What do Jersey and Singapore have in common, apart from the facts that both are islands, and both have important financial services industries? Another important similarity is that both are multi-racial or multi-national communities.
After its separation from Malaysia in 1965, Singapore took a conscious decision to acknowledge its ethnic minorities and build a multi-racial polity. It could have been very different. 75% of the population is Chinese and the remaining 25% are Malays, Indians, and others. Yet Singapore’s leaders chose English rather than Chinese as the language of government and education, and protected the rights of minority communities in law. Multi-racial harmony “remains a work in progress” according to Singapore’s High Commissioner in London, but racial and religious conflict has been avoided.
Such conflict has been avoided in Jersey too, but it cannot be denied that more could be done to encourage Jersey’s minority communities to participate and to feel included in civic life. The number of non-British residents has grown steadily and now, in 2021, nearly 25% of our population comes from or has roots in other European countries, the most numerous being from Portugal, Poland, and Romania. Other smaller minorities come from Asia, Africa, and the Americas. Yet until very recently, they had no representation in the States and it is thought that few vote in Island elections.

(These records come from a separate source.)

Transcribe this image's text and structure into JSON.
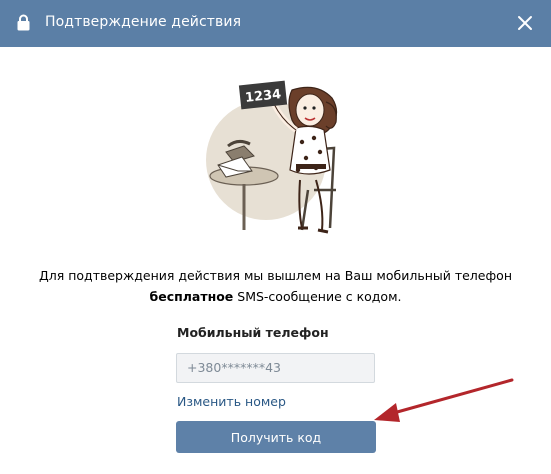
{
  "dialog": {
    "title": "Подтверждение действия",
    "header_color": "#5b7fa6"
  },
  "icons": {
    "lock": "lock-icon",
    "close": "close-icon"
  },
  "illustration": {
    "code_sign": "1234"
  },
  "message": {
    "part1": "Для подтверждения действия мы вышлем на Ваш мобильный телефон",
    "bold": "бесплатное",
    "part2": " SMS-сообщение с кодом."
  },
  "phone": {
    "label": "Мобильный телефон",
    "value": "+380*******43"
  },
  "change_link": "Изменить номер",
  "submit_label": "Получить код",
  "colors": {
    "button": "#5e81a8",
    "link": "#2a5885",
    "arrow": "#b3262b"
  }
}
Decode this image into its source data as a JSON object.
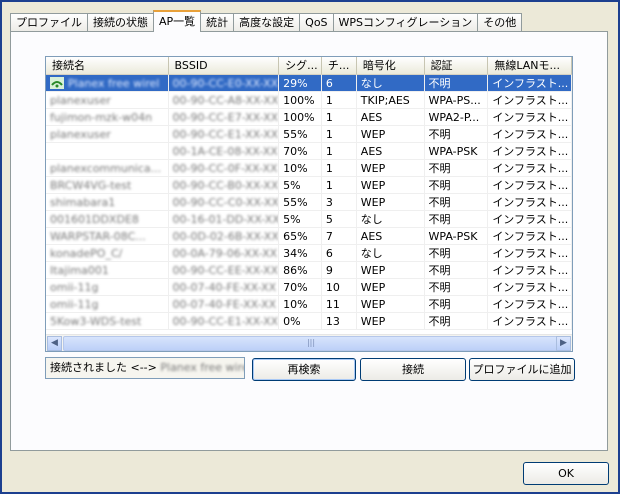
{
  "tabs": [
    "プロファイル",
    "接続の状態",
    "AP一覧",
    "統計",
    "高度な設定",
    "QoS",
    "WPSコンフィグレーション",
    "その他"
  ],
  "active_tab": "AP一覧",
  "columns": [
    "接続名",
    "BSSID",
    "シグ...",
    "チ...",
    "暗号化",
    "認証",
    "無線LANモ..."
  ],
  "rows": [
    {
      "name": "Planex free wirel",
      "bssid": "00-90-CC-E0-XX-XX",
      "signal": "29%",
      "channel": "6",
      "enc": "なし",
      "auth": "不明",
      "mode": "インフラスト..."
    },
    {
      "name": "planexuser",
      "bssid": "00-90-CC-A8-XX-XX",
      "signal": "100%",
      "channel": "1",
      "enc": "TKIP;AES",
      "auth": "WPA-PS...",
      "mode": "インフラスト..."
    },
    {
      "name": "fujimon-mzk-w04n",
      "bssid": "00-90-CC-E7-XX-XX",
      "signal": "100%",
      "channel": "1",
      "enc": "AES",
      "auth": "WPA2-P...",
      "mode": "インフラスト..."
    },
    {
      "name": "planexuser",
      "bssid": "00-90-CC-E1-XX-XX",
      "signal": "55%",
      "channel": "1",
      "enc": "WEP",
      "auth": "不明",
      "mode": "インフラスト..."
    },
    {
      "name": "",
      "bssid": "00-1A-CE-08-XX-XX",
      "signal": "70%",
      "channel": "1",
      "enc": "AES",
      "auth": "WPA-PSK",
      "mode": "インフラスト..."
    },
    {
      "name": "planexcommunica...",
      "bssid": "00-90-CC-0F-XX-XX",
      "signal": "10%",
      "channel": "1",
      "enc": "WEP",
      "auth": "不明",
      "mode": "インフラスト..."
    },
    {
      "name": "BRCW4VG-test",
      "bssid": "00-90-CC-B0-XX-XX",
      "signal": "5%",
      "channel": "1",
      "enc": "WEP",
      "auth": "不明",
      "mode": "インフラスト..."
    },
    {
      "name": "shimabara1",
      "bssid": "00-90-CC-C0-XX-XX",
      "signal": "55%",
      "channel": "3",
      "enc": "WEP",
      "auth": "不明",
      "mode": "インフラスト..."
    },
    {
      "name": "001601DDXDE8",
      "bssid": "00-16-01-DD-XX-XX",
      "signal": "5%",
      "channel": "5",
      "enc": "なし",
      "auth": "不明",
      "mode": "インフラスト..."
    },
    {
      "name": "WARPSTAR-08C...",
      "bssid": "00-0D-02-6B-XX-XX",
      "signal": "65%",
      "channel": "7",
      "enc": "AES",
      "auth": "WPA-PSK",
      "mode": "インフラスト..."
    },
    {
      "name": "konadePO_C/",
      "bssid": "00-0A-79-06-XX-XX",
      "signal": "34%",
      "channel": "6",
      "enc": "なし",
      "auth": "不明",
      "mode": "インフラスト..."
    },
    {
      "name": "Itajima001",
      "bssid": "00-90-CC-EE-XX-XX",
      "signal": "86%",
      "channel": "9",
      "enc": "WEP",
      "auth": "不明",
      "mode": "インフラスト..."
    },
    {
      "name": "omii-11g",
      "bssid": "00-07-40-FE-XX-XX",
      "signal": "70%",
      "channel": "10",
      "enc": "WEP",
      "auth": "不明",
      "mode": "インフラスト..."
    },
    {
      "name": "omii-11g",
      "bssid": "00-07-40-FE-XX-XX",
      "signal": "10%",
      "channel": "11",
      "enc": "WEP",
      "auth": "不明",
      "mode": "インフラスト..."
    },
    {
      "name": "5Kow3-WDS-test",
      "bssid": "00-90-CC-E1-XX-XX",
      "signal": "0%",
      "channel": "13",
      "enc": "WEP",
      "auth": "不明",
      "mode": "インフラスト..."
    }
  ],
  "status_prefix": "接続されました <-->",
  "status_name": "Planex free wirel",
  "buttons": {
    "rescan": "再検索",
    "connect": "接続",
    "add_profile": "プロファイルに追加",
    "ok": "OK"
  },
  "scroll_grip": "|||",
  "colors": {
    "selected_row": "#316ac5",
    "tab_highlight": "#e8a03a"
  }
}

More needs to be done, in the view of the JLC, to acknowledge the contributions made to national life by minority communities and the social and cultural value that they bring to Jersey. The ArtHouse project for Portuguese, Polish, and Romanian artists in early 2022 is an inspiring example of what can be done. Perhaps an Assistant Minister could be given responsibility for community relations. That would at least put the existence of these communities on the Government’s radar. The unfortunate Covid-19 decision in December 2020 to ignore the importance of Christmas Eve to Polish Catholics by prohibiting large family gatherings on that day while allowing them on Boxing Day, was careless of the interests of an important section of our community.
Respect for the different traditions of the disparate parts of our broader society is part of the glue which binds all Jersey people together. All those who have made their homes in Jersey have a stake in the Island’s future. They need to feel valued both as individuals with such a stake and as members of whichever community in which they are rooted, whether that be native-born Jersey, English, Scottish, Portuguese, or Polish. There is no inconsistency between feeling a sense of identity with one’s country of birth and a wish to feel part of one’s country of adoption. That is how nations develop a cohesion which leads to a sense of inclusion and well-being.